Friday, December 21, 2007

the gut check (training notes 12-21-07)

you know the feeling. it happens to everyone. the time when you wake up one morning, and find yourself shuddering at the thought of the upcoming slate of workouts.

it's not that you're injured (although, at this point, you are very much hurting). it's not that you're overtraining (although, by now, you are definitely tired). it's not that you're sick (although, with Ironman, many would say you have to be some kind of sick to be doing this). in fact, there's really nothing wrong with you at all--at least, nothing enough to stop you from doing the workouts you should (and need...if you want to avoid having a really bad, really painful race day) to be doing.
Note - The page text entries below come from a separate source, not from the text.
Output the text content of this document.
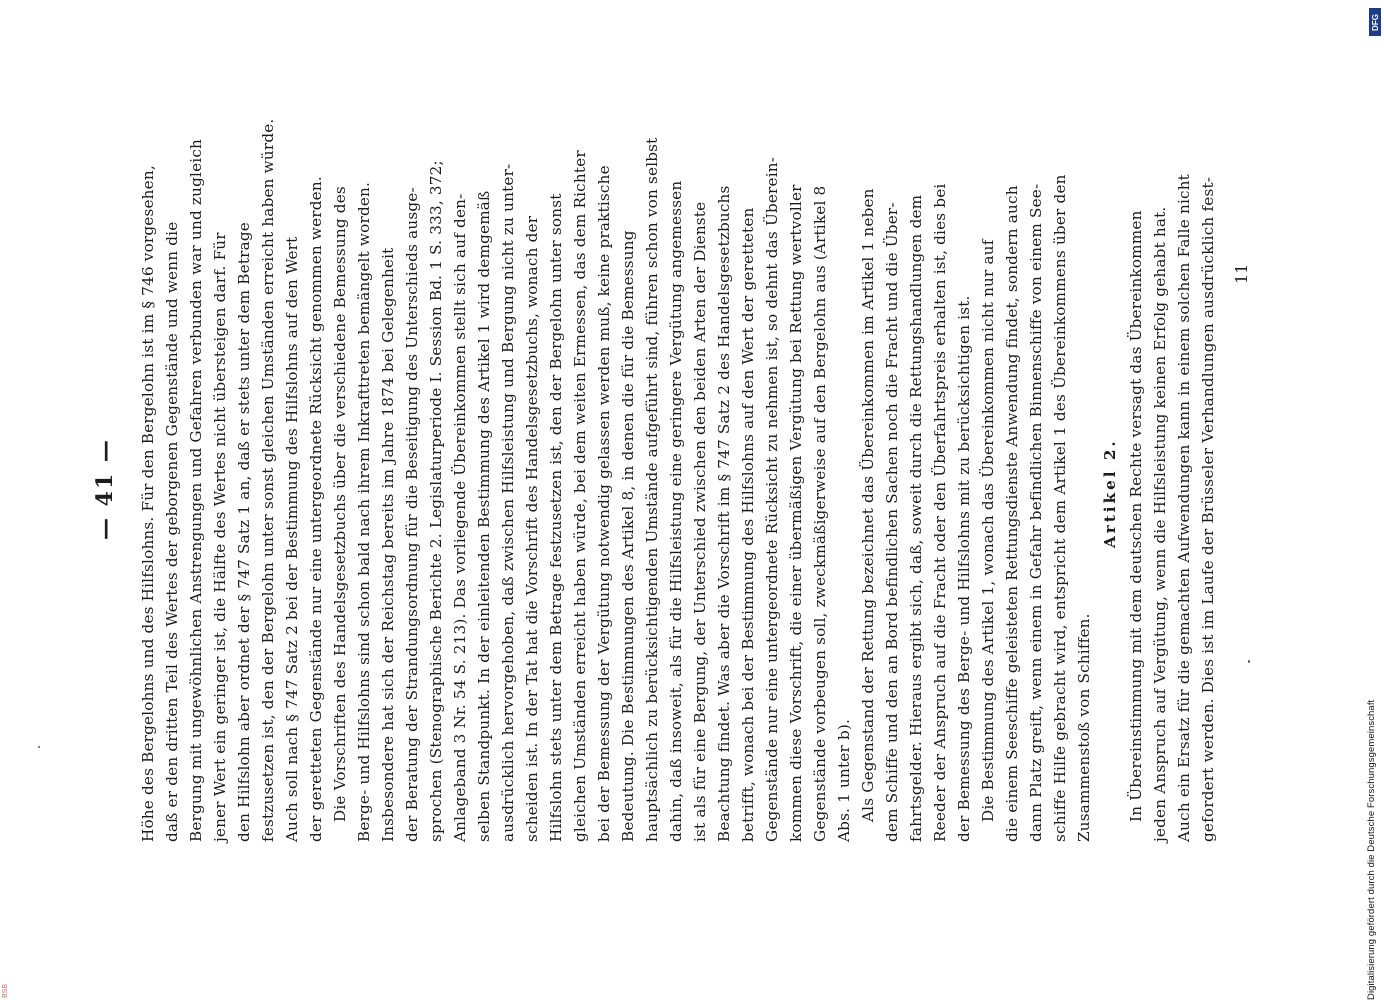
— 41 — Höhe des Bergelohns und des Hilfslohns. Für den Bergelohn ist im § 746 vorgesehen, daß er den dritten Teil des Wertes der geborgenen Gegenstände und wenn die Bergung mit ungewöhnlichen Anstrengungen und Gefahren verbunden war und zugleich jener Wert ein geringer ist, die Hälfte des Wertes nicht übersteigen darf. Für den Hilfslohn aber ordnet der § 747 Satz 1 an, daß er stets unter dem Betrage festzusetzen ist, den der Bergelohn unter sonst gleichen Umständen erreicht haben würde. Auch soll nach § 747 Satz 2 bei der Bestimmung des Hilfslohns auf den Wert der geretteten Gegenstände nur eine untergeordnete Rücksicht genommen werden. Die Vorschriften des Handelsgesetzbuchs über die verschiedene Bemessung des Berge- und Hilfslohns sind schon bald nach ihrem Inkrafttreten bemängelt worden. Insbesondere hat sich der Reichstag bereits im Jahre 1874 bei Gelegenheit der Beratung der Strandungsordnung für die Beseitigung des Unterschieds ausge- sprochen (Stenographische Berichte 2. Legislaturperiode I. Session Bd. 1 S. 333, 372; Anlageband 3 Nr. 54 S. 213). Das vorliegende Übereinkommen stellt sich auf den- selben Standpunkt. In der einleitenden Bestimmung des Artikel 1 wird demgemäß ausdrücklich hervorgehoben, daß zwischen Hilfsleistung und Bergung nicht zu unter- scheiden ist. In der Tat hat die Vorschrift des Handelsgesetzbuchs, wonach der Hilfslohn stets unter dem Betrage festzusetzen ist, den der Bergelohn unter sonst gleichen Umständen erreicht haben würde, bei dem weiten Ermessen, das dem Richter bei der Bemessung der Vergütung notwendig gelassen werden muß, keine praktische Bedeutung. Die Bestimmungen des Artikel 8, in denen die für die Bemessung hauptsächlich zu berücksichtigenden Umstände aufgeführt sind, führen schon von selbst dahin, daß insoweit, als für die Hilfsleistung eine geringere Vergütung angemessen ist als für eine Bergung, der Unterschied zwischen den beiden Arten der Dienste Beachtung findet. Was aber die Vorschrift im § 747 Satz 2 des Handelsgesetzbuchs betrifft, wonach bei der Bestimmung des Hilfslohns auf den Wert der geretteten Gegenstände nur eine untergeordnete Rücksicht zu nehmen ist, so dehnt das Überein- kommen diese Vorschrift, die einer übermäßigen Vergütung bei Rettung wertvoller Gegenstände vorbeugen soll, zweckmäßigerweise auf den Bergelohn aus (Artikel 8 Abs. 1 unter b). Als Gegenstand der Rettung bezeichnet das Übereinkommen im Artikel 1 neben dem Schiffe und den an Bord befindlichen Sachen noch die Fracht und die Über- fahrtsgelder. Hieraus ergibt sich, daß, soweit durch die Rettungshandlungen dem Reeder der Anspruch auf die Fracht oder den Überfahrtspreis erhalten ist, dies bei der Bemessung des Berge- und Hilfslohns mit zu berücksichtigen ist. Die Bestimmung des Artikel 1, wonach das Übereinkommen nicht nur auf die einem Seeschiffe geleisteten Rettungsdienste Anwendung findet, sondern auch dann Platz greift, wenn einem in Gefahr befindlichen Binnenschiffe von einem See- schiffe Hilfe gebracht wird, entspricht dem Artikel 1 des Übereinkommens über den Zusammenstoß von Schiffen.
Artikel 2. In Übereinstimmung mit dem deutschen Rechte versagt das Übereinkommen jeden Anspruch auf Vergütung, wenn die Hilfsleistung keinen Erfolg gehabt hat. Auch ein Ersatz für die gemachten Aufwendungen kann in einem solchen Falle nicht gefordert werden. Dies ist im Laufe der Brüsseler Verhandlungen ausdrücklich fest- 11
Digitalisierung gefördert durch die Deutsche Forschungsgemeinschaft
DFG
BSB
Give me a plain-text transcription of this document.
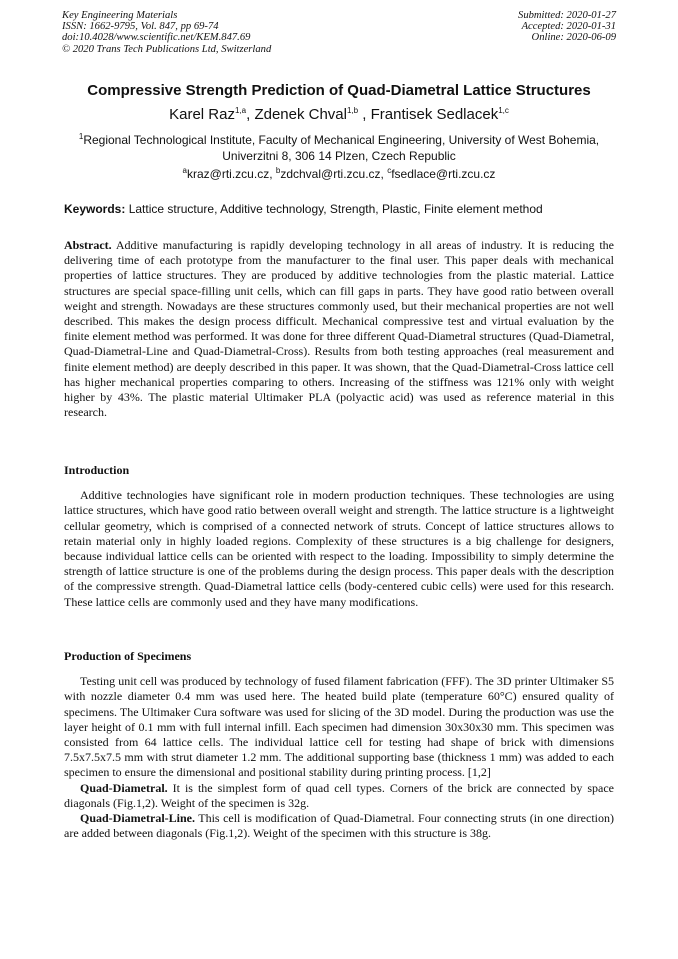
Key Engineering Materials
ISSN: 1662-9795, Vol. 847, pp 69-74
doi:10.4028/www.scientific.net/KEM.847.69
© 2020 Trans Tech Publications Ltd, Switzerland
Submitted: 2020-01-27
Accepted: 2020-01-31
Online: 2020-06-09
Compressive Strength Prediction of Quad-Diametral Lattice Structures
Karel Raz$^{1,a}$, Zdenek Chval$^{1,b}$ , Frantisek Sedlacek$^{1,c}$
$^1$Regional Technological Institute, Faculty of Mechanical Engineering, University of West Bohemia,
Univerzitni 8, 306 14 Plzen, Czech Republic
$^a$kraz@rti.zcu.cz, $^b$zdchval@rti.zcu.cz, $^c$fsedlace@rti.zcu.cz
Keywords: Lattice structure, Additive technology, Strength, Plastic, Finite element method

Abstract. Additive manufacturing is rapidly developing technology in all areas of industry. It is reducing the delivering time of each prototype from the manufacturer to the final user. This paper deals with mechanical properties of lattice structures. They are produced by additive technologies from the plastic material. Lattice structures are special space-filling unit cells, which can fill gaps in parts. They have good ratio between overall weight and strength. Nowadays are these structures commonly used, but their mechanical properties are not well described. This makes the design process difficult. Mechanical compressive test and virtual evaluation by the finite element method was performed. It was done for three different Quad-Diametral structures (Quad-Diametral, Quad-Diametral-Line and Quad-Diametral-Cross). Results from both testing approaches (real measurement and finite element method) are deeply described in this paper. It was shown, that the Quad-Diametral-Cross lattice cell has higher mechanical properties comparing to others. Increasing of the stiffness was 121% only with weight higher by 43%. The plastic material Ultimaker PLA (polyactic acid) was used as reference material in this research.

Introduction

Additive technologies have significant role in modern production techniques. These technologies are using lattice structures, which have good ratio between overall weight and strength. The lattice structure is a lightweight cellular geometry, which is comprised of a connected network of struts. Concept of lattice structures allows to retain material only in highly loaded regions. Complexity of these structures is a big challenge for designers, because individual lattice cells can be oriented with respect to the loading. Impossibility to simply determine the strength of lattice structure is one of the problems during the design process. This paper deals with the description of the compressive strength. Quad-Diametral lattice cells (body-centered cubic cells) were used for this research. These lattice cells are commonly used and they have many modifications.

Production of Specimens

Testing unit cell was produced by technology of fused filament fabrication (FFF). The 3D printer Ultimaker S5 with nozzle diameter 0.4 mm was used here. The heated build plate (temperature 60°C) ensured quality of specimens. The Ultimaker Cura software was used for slicing of the 3D model. During the production was use the layer height of 0.1 mm with full internal infill. Each specimen had dimension 30x30x30 mm. This specimen was consisted from 64 lattice cells. The individual lattice cell for testing had shape of brick with dimensions 7.5x7.5x7.5 mm with strut diameter 1.2 mm. The additional supporting base (thickness 1 mm) was added to each specimen to ensure the dimensional and positional stability during printing process. [1,2]

Quad-Diametral. It is the simplest form of quad cell types. Corners of the brick are connected by space diagonals (Fig.1,2). Weight of the specimen is 32g.

Quad-Diametral-Line. This cell is modification of Quad-Diametral. Four connecting struts (in one direction) are added between diagonals (Fig.1,2). Weight of the specimen with this structure is 38g.
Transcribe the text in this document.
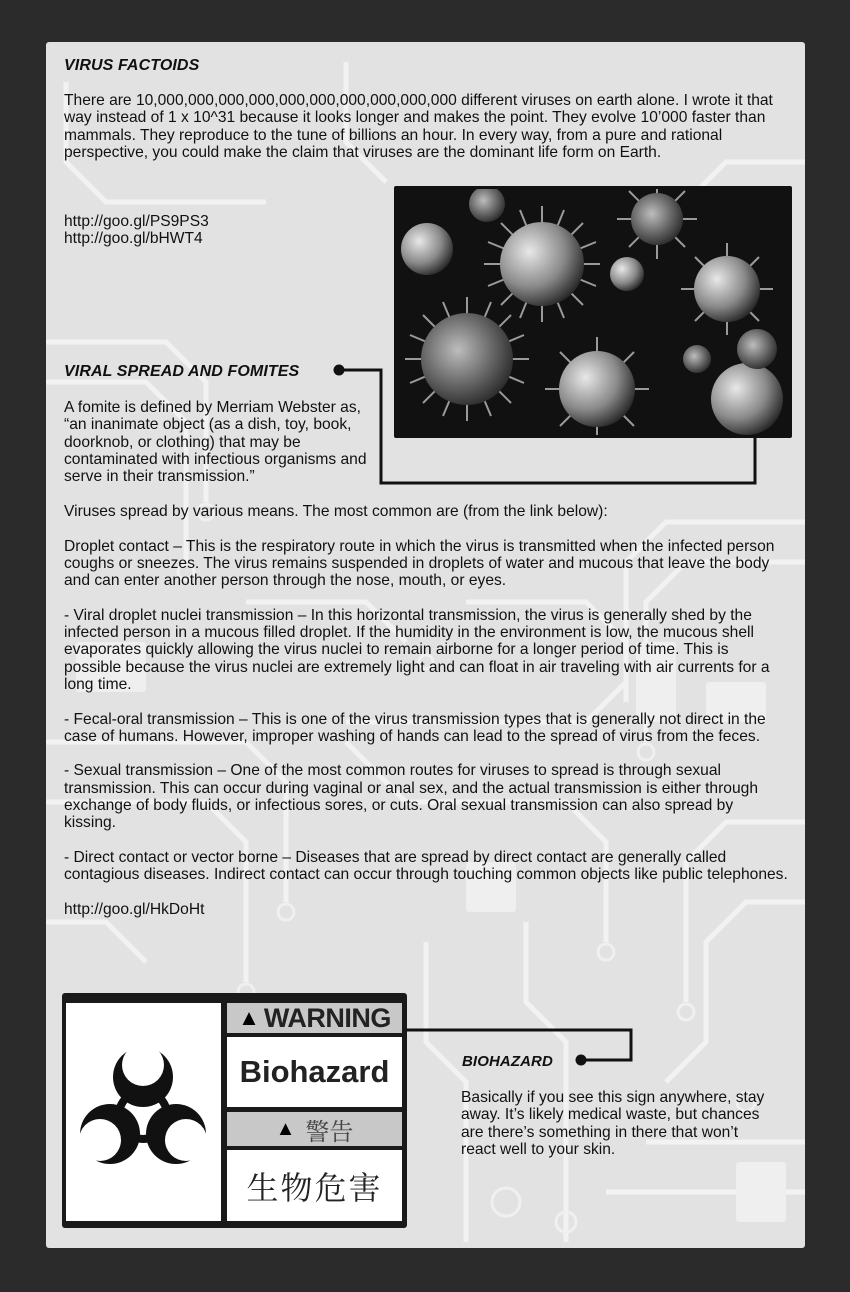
VIRUS FACTOIDS

There are 10,000,000,000,000,000,000,000,000,000,000 different viruses on earth alone. I wrote it that way instead of 1 x 10^31 because it looks longer and makes the point. They evolve 10’000 faster than mammals. They reproduce to the tune of billions an hour. In every way, from a pure and rational perspective, you could make the claim that viruses are the dominant life form on Earth.

http://goo.gl/PS9PS3
http://goo.gl/bHWT4
VIRAL SPREAD AND FOMITES

A fomite is defined by Merriam Webster as, “an inanimate object (as a dish, toy, book, doorknob, or clothing) that may be contaminated with infectious organisms and serve in their transmission.”

Viruses spread by various means. The most common are (from the link below):

Droplet contact – This is the respiratory route in which the virus is transmitted when the infected person coughs or sneezes. The virus remains suspended in droplets of water and mucous that leave the body and can enter another person through the nose, mouth, or eyes.

- Viral droplet nuclei transmission – In this horizontal transmission, the virus is generally shed by the infected person in a mucous filled droplet. If the humidity in the environment is low, the mucous shell evaporates quickly allowing the virus nuclei to remain airborne for a longer period of time. This is possible because the virus nuclei are extremely light and can float in air traveling with air currents for a long time.

- Fecal-oral transmission – This is one of the virus transmission types that is generally not direct in the case of humans. However, improper washing of hands can lead to the spread of virus from the feces.

- Sexual transmission – One of the most common routes for viruses to spread is through sexual transmission. This can occur during vaginal or anal sex, and the actual transmission is either through exchange of body fluids, or infectious sores, or cuts. Oral sexual transmission can also spread by kissing.

- Direct contact or vector borne – Diseases that are spread by direct contact are generally called contagious diseases. Indirect contact can occur through touching common objects like public telephones.

http://goo.gl/HkDoHt

▲ WARNING
Biohazard
▲ 警告
生物危害
BIOHAZARD

Basically if you see this sign anywhere, stay away. It’s likely medical waste, but chances are there’s something in there that won’t react well to your skin.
the only thing there is, in truth, if there is any word to describe it, is dread.

or possibly distaste. or maybe fear. or even revulsion.

whatever. all you know is that it's not pleasant.

it's made even worse by the fact that somehow, inexplicably, perhaps stupidly, you made a very fateful decision to sign up for an early spring Ironman...meaning that you've signed up to be training all winter, and training hard, when everyone else with any semblance of sanity is enjoying the comforts of a nice long off-season, comfortably esconced in the warmth of their abodes, likely cuddling with a loved one with a very warm blanket and a very hot mug of hot chocolate, while you're out in the bitter winds and freezing cold getting blasted into the frozen hell that is the polar expeditions of each and every one of your workouts.

alone.

the only thing that pulls you out of bed, and into your running shoes, or bike, or wetsuit, and out the door to face the december and january weather by yourself is the very real knowledge that if you don't do this, you never will, and that this will ensure you pay a very heavy and very nasty and very unpleasant and very painful price on race day.

not that race day is ever pleasant, but there's a difference being paying the price that's listed versus the price with a full training period's dose of interest added on top of it. the less you have to pay, the better.

and so you tell yourself to suck it up. and you make promises to yourself that you'll just make it through this next workout, and then you'll take a break. or make it to just this next hill, and then stop and assess how you feel. or you'll go for just a few minutes, and then figure out if you want to go on.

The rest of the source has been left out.